Click on "Add" and select the desired VM. I only have one VM, so that's the one I'm using.
You'll now see the VM in the list of machines that are being monitored for HA. You'll notice that if you shut down the node that the virtual machine is being hosted on, the VM will automatically move itself to a node that's powered on.
Removing a node from a Cluster
The first thing you want to do is move all the VMs off of the node you're going to remove. Also make sure you have backups of everything, just in case something goes wrong. To migrate a node you'll want to right click on it, and click "migrate"
In the window that pops up, you'll want to select the node you want to move the VM storage to and click "Migrate". Make sure your virtual CD/DVD drive is empty when you do this, or it will complain and refuse to migrate.
The virtual machine will take a couple of moments to migrate, but it should give you a TASK OK if everything went well.
At this point you should make sure you're not logged into the node you want to remove. If you are, go ahead and log out of Proxmox.
SSH into a different node using the terminal as shown below:
ssh root@192.168.122.53
In my case, I'm going to be removing the "test vm". You can see I'm logged into the proxmox2 VM because it says "local".

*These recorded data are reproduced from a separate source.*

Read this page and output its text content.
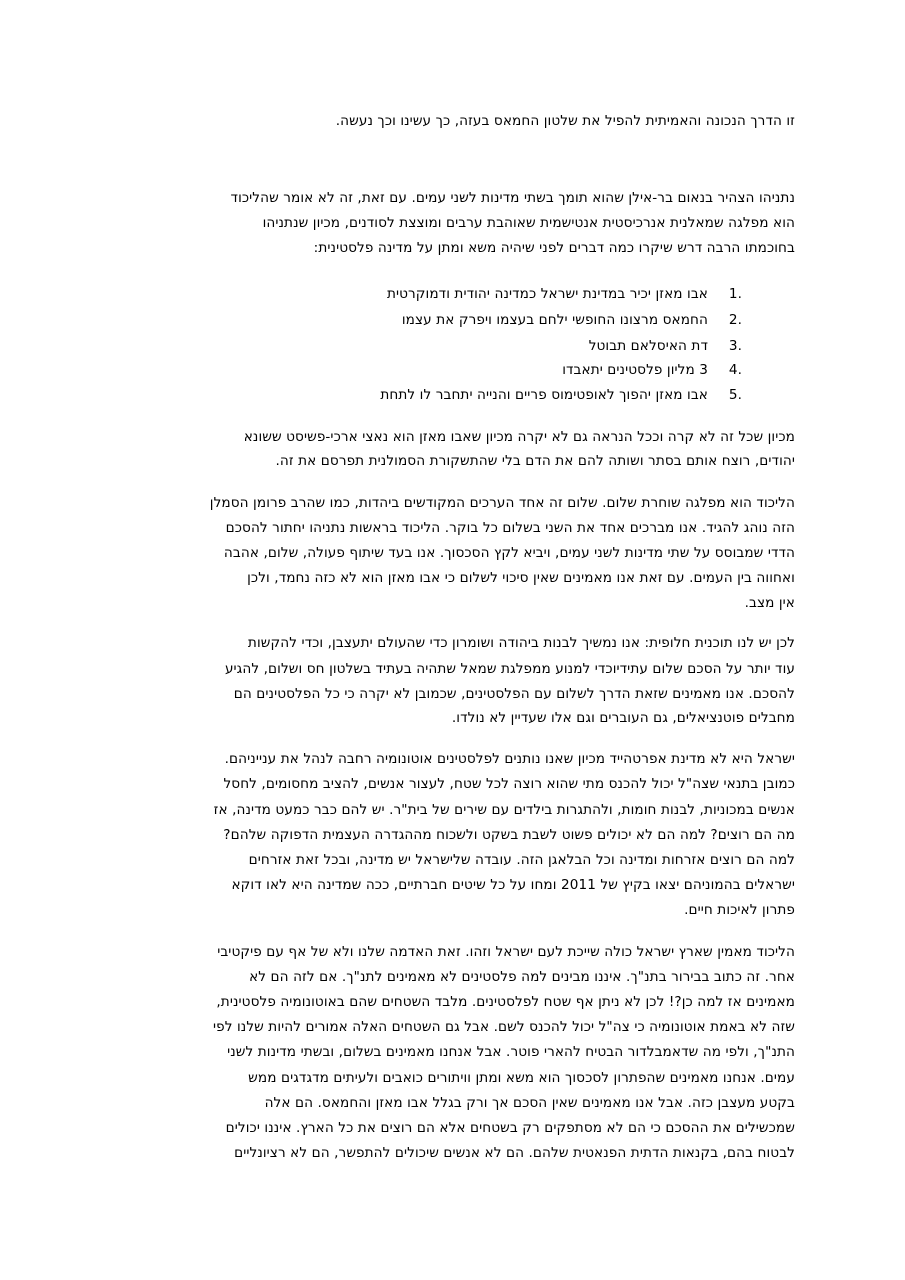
זו הדרך הנכונה והאמיתית להפיל את שלטון החמאס בעזה, כך עשינו וכך נעשה.
נתניהו הצהיר בנאום בר-אילן שהוא תומך בשתי מדינות לשני עמים. עם זאת, זה לא אומר שהליכוד
הוא מפלגה שמאלנית אנרכיסטית אנטישמית שאוהבת ערבים ומוצצת לסודנים, מכיון שנתניהו
בחוכמתו הרבה דרש שיקרו כמה דברים לפני שיהיה משא ומתן על מדינה פלסטינית:
1.
אבו מאזן יכיר במדינת ישראל כמדינה יהודית ודמוקרטית
2.
החמאס מרצונו החופשי ילחם בעצמו ויפרק את עצמו
3.
דת האיסלאם תבוטל
4.
3 מליון פלסטינים יתאבדו
5.
אבו מאזן יהפוך לאופטימוס פריים והנייה יתחבר לו לתחת
מכיון שכל זה לא קרה וככל הנראה גם לא יקרה מכיון שאבו מאזן הוא נאצי ארכי-פשיסט ששונא
יהודים, רוצח אותם בסתר ושותה להם את הדם בלי שהתשקורת הסמולנית תפרסם את זה.
הליכוד הוא מפלגה שוחרת שלום. שלום זה אחד הערכים המקודשים ביהדות, כמו שהרב פרומן הסמלן
הזה נוהג להגיד. אנו מברכים אחד את השני בשלום כל בוקר. הליכוד בראשות נתניהו יחתור להסכם
הדדי שמבוסס על שתי מדינות לשני עמים, ויביא לקץ הסכסוך. אנו בעד שיתוף פעולה, שלום, אהבה
ואחווה בין העמים. עם זאת אנו מאמינים שאין סיכוי לשלום כי אבו מאזן הוא לא כזה נחמד, ולכן
אין מצב.
לכן יש לנו תוכנית חלופית: אנו נמשיך לבנות ביהודה ושומרון כדי שהעולם יתעצבן, וכדי להקשות
עוד יותר על הסכם שלום עתידיוכדי למנוע ממפלגת שמאל שתהיה בעתיד בשלטון חס ושלום, להגיע
להסכם. אנו מאמינים שזאת הדרך לשלום עם הפלסטינים, שכמובן לא יקרה כי כל הפלסטינים הם
מחבלים פוטנציאלים, גם העוברים וגם אלו שעדיין לא נולדו.
ישראל היא לא מדינת אפרטהייד מכיון שאנו נותנים לפלסטינים אוטונומיה רחבה לנהל את ענייניהם.
כמובן בתנאי שצה"ל יכול להכנס מתי שהוא רוצה לכל שטח, לעצור אנשים, להציב מחסומים, לחסל
אנשים במכוניות, לבנות חומות, ולהתגרות בילדים עם שירים של בית"ר. יש להם כבר כמעט מדינה, אז
מה הם רוצים? למה הם לא יכולים פשוט לשבת בשקט ולשכוח מההגדרה העצמית הדפוקה שלהם?
למה הם רוצים אזרחות ומדינה וכל הבלאגן הזה. עובדה שלישראל יש מדינה, ובכל זאת אזרחים
ישראלים בהמוניהם יצאו בקיץ של 2011 ומחו על כל שיטים חברתיים, ככה שמדינה היא לאו דוקא
פתרון לאיכות חיים.
הליכוד מאמין שארץ ישראל כולה שייכת לעם ישראל וזהו. זאת האדמה שלנו ולא של אף עם פיקטיבי
אחר. זה כתוב בבירור בתנ"ך. איננו מבינים למה פלסטינים לא מאמינים לתנ"ך. אם לזה הם לא
מאמינים אז למה כן?! לכן לא ניתן אף שטח לפלסטינים. מלבד השטחים שהם באוטונומיה פלסטינית,
שזה לא באמת אוטונומיה כי צה"ל יכול להכנס לשם. אבל גם השטחים האלה אמורים להיות שלנו לפי
התנ"ך, ולפי מה שדאמבלדור הבטיח להארי פוטר. אבל אנחנו מאמינים בשלום, ובשתי מדינות לשני
עמים. אנחנו מאמינים שהפתרון לסכסוך הוא משא ומתן וויתורים כואבים ולעיתים מדגדגים ממש
בקטע מעצבן כזה. אבל אנו מאמינים שאין הסכם אך ורק בגלל אבו מאזן והחמאס. הם אלה
שמכשילים את ההסכם כי הם לא מסתפקים רק בשטחים אלא הם רוצים את כל הארץ. איננו יכולים
לבטוח בהם, בקנאות הדתית הפנאטית שלהם. הם לא אנשים שיכולים להתפשר, הם לא רציונליים
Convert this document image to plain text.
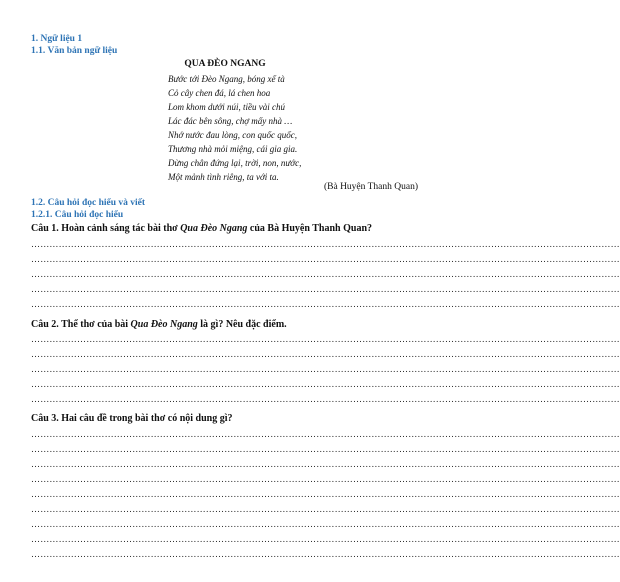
1. Ngữ liệu 1
1.1. Văn bản ngữ liệu
QUA ĐÈO NGANG
Bước tới Đèo Ngang, bóng xế tà
Cỏ cây chen đá, lá chen hoa
Lom khom dưới núi, tiều vài chú
Lác đác bên sông, chợ mấy nhà …
Nhớ nước đau lòng, con quốc quốc,
Thương nhà mỏi miệng, cái gia gia.
Dừng chân đứng lại, trời, non, nước,
Một mảnh tình riêng, ta với ta.
(Bà Huyện Thanh Quan)
1.2. Câu hỏi đọc hiểu và viết
1.2.1. Câu hỏi đọc hiểu
Câu 1. Hoàn cảnh sáng tác bài thơ Qua Đèo Ngang của Bà Huyện Thanh Quan?
…………………………………………………………………………………………………………………………………………………………………………
…………………………………………………………………………………………………………………………………………………………………………
…………………………………………………………………………………………………………………………………………………………………………
…………………………………………………………………………………………………………………………………………………………………………
…………………………………………………………………………………………………………………………………………………………………………
Câu 2. Thể thơ của bài Qua Đèo Ngang là gì? Nêu đặc điểm.
…………………………………………………………………………………………………………………………………………………………………………
…………………………………………………………………………………………………………………………………………………………………………
…………………………………………………………………………………………………………………………………………………………………………
…………………………………………………………………………………………………………………………………………………………………………
…………………………………………………………………………………………………………………………………………………………………………
Câu 3. Hai câu đề trong bài thơ có nội dung gì?
…………………………………………………………………………………………………………………………………………………………………………
…………………………………………………………………………………………………………………………………………………………………………
…………………………………………………………………………………………………………………………………………………………………………
…………………………………………………………………………………………………………………………………………………………………………
…………………………………………………………………………………………………………………………………………………………………………
…………………………………………………………………………………………………………………………………………………………………………
…………………………………………………………………………………………………………………………………………………………………………
…………………………………………………………………………………………………………………………………………………………………………
…………………………………………………………………………………………………………………………………………………………………………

root@proxmox2:~# pvecm nodes
Membership information
----------------------
Nodeid Votes Name
1 1 test
2 1 proxmox2 (local)
3 1 proxmox3
root@proxmox2:~#
Go ahead and power down the node by clicking on it, and then clicking "Shutdown" on the right hand side:
Go ahead and confirm the shutdown, and wait for the node to power down.
You can now remove the node from the cluster using the following command in your SSH session:
root@proxmox2:~# pvecm delnode test
Could not kill node (error = CS_ERR_NOT_EXIST)
Killing node 1
root@proxmox2:~# pvecm nodes
Membership information
----------------------
Nodeid Votes Name
2 1 proxmox2 (local)
3 1 proxmox3
root@proxmox2:~#
If you get an error like above, it can be safely ignored.
You can now verify that the node has been removed using the following command:
root@proxmox2:~# pvecm status
Date: Wed Aug 16 10:47:23 2023
Quorum provider: corosync_votequorum
Nodes: 2
Node ID: 0x00000002
Ring ID: 2.11
Quorate: Yes
You can see that the node is removed from the cluster by looking at the "Nodes" section under "quorum information".
Note that if you want to readd the node to the cluster, you'll have to reinstall Proxmox on the node, and add again using the instructions above.